On what natural values of a, the equation has no roots

Question

$$\left|x+9\right|=\frac{x}{2}+a$$ $$$$ $$ \left(x+9\right)=\frac{x}{2}+a,\quad x=2a-18\tag{1}$$ $$ -\left(x+9\right)=\frac{x}{2}+a,\quad x=-\frac{2a+18}{3}\tag{2}$$ And i don't know what to do next?

Answer 1

For $$x\geq -9$$ we get

$$x+9=x/2+a$$ so

$$x=2(a-9)$$ and we get

$$2(a-9)\geq -9$$ so we get

$$a\geq \frac{9}{2}$$ Can you finish?
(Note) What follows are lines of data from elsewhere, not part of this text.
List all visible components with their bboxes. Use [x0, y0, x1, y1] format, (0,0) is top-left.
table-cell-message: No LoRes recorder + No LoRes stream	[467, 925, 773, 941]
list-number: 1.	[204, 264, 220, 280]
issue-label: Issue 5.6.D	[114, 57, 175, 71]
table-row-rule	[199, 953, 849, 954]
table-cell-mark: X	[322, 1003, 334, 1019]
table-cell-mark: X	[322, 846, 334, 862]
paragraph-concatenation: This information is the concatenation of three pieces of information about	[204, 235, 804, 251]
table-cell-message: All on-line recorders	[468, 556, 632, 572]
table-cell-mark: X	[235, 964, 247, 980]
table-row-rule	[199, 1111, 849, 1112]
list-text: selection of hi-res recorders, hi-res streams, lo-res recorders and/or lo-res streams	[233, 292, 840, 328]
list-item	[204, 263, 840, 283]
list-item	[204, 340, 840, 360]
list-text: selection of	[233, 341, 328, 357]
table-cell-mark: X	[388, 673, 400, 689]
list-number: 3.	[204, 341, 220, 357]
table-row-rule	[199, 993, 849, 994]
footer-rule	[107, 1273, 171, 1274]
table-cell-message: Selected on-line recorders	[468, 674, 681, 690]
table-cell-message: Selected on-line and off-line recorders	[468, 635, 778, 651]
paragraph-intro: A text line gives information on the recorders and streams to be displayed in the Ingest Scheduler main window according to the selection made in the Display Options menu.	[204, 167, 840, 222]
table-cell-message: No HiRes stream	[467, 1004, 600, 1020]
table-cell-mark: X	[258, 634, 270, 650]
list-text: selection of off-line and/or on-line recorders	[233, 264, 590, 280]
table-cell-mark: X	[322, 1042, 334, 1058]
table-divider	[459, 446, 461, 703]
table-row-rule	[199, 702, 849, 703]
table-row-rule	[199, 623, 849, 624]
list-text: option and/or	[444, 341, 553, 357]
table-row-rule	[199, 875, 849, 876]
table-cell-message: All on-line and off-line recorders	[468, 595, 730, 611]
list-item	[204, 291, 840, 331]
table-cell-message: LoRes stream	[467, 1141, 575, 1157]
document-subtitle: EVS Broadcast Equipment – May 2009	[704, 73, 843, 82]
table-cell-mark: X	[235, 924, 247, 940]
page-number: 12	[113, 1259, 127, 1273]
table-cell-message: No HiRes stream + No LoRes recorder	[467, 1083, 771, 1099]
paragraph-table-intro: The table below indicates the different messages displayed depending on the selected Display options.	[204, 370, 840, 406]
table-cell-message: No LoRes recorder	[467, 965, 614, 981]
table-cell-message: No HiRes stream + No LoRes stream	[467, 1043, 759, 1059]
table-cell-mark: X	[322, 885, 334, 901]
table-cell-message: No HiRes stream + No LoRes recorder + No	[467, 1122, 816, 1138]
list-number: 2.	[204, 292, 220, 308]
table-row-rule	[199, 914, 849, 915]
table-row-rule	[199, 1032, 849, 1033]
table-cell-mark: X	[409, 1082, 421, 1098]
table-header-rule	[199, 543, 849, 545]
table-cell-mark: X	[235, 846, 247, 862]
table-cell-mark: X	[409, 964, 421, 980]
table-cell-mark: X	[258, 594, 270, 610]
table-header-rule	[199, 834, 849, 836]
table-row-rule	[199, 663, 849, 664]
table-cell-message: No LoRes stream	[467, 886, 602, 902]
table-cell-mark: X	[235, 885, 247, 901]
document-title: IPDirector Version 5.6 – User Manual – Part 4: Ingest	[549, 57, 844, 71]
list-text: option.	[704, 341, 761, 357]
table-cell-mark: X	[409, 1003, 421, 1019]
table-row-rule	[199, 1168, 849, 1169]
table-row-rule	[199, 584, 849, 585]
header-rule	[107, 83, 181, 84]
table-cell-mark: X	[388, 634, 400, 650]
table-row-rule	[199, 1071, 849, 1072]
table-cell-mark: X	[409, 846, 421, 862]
So no Solutions for $$a<\frac{9}{2}$$

The other case:

$x<-9$ then we get

$$x=\frac {2(-9-a)}{3}$$ and it must be

$$\frac{2(-9-a)}{3}<-9$$ this gives

$$-18-2a<-27$$ thus $$\frac{9}{2}<a$$

therefore we get no Solutions for $$\frac{9}{2}\geq a$$

Answer 2

Discuss with the value of $x$.

(1) when $x+9\geq0$, then you have already got $x=2a-18$. By the assumption, we have $$ x+9\geq0\Rightarrow 2a-18+9\geq0\Rightarrow a\geq9/2 $$ (2) when $x+9<0$, then $x=-(2a+18)/3$. Thus, $$ x+9<0\Rightarrow -\frac{2}{3}a-6+9<0\Rightarrow a>18 $$ Consequently, when $a<\frac{9}{2}$, there dose not exist $x$ such that the equation holds.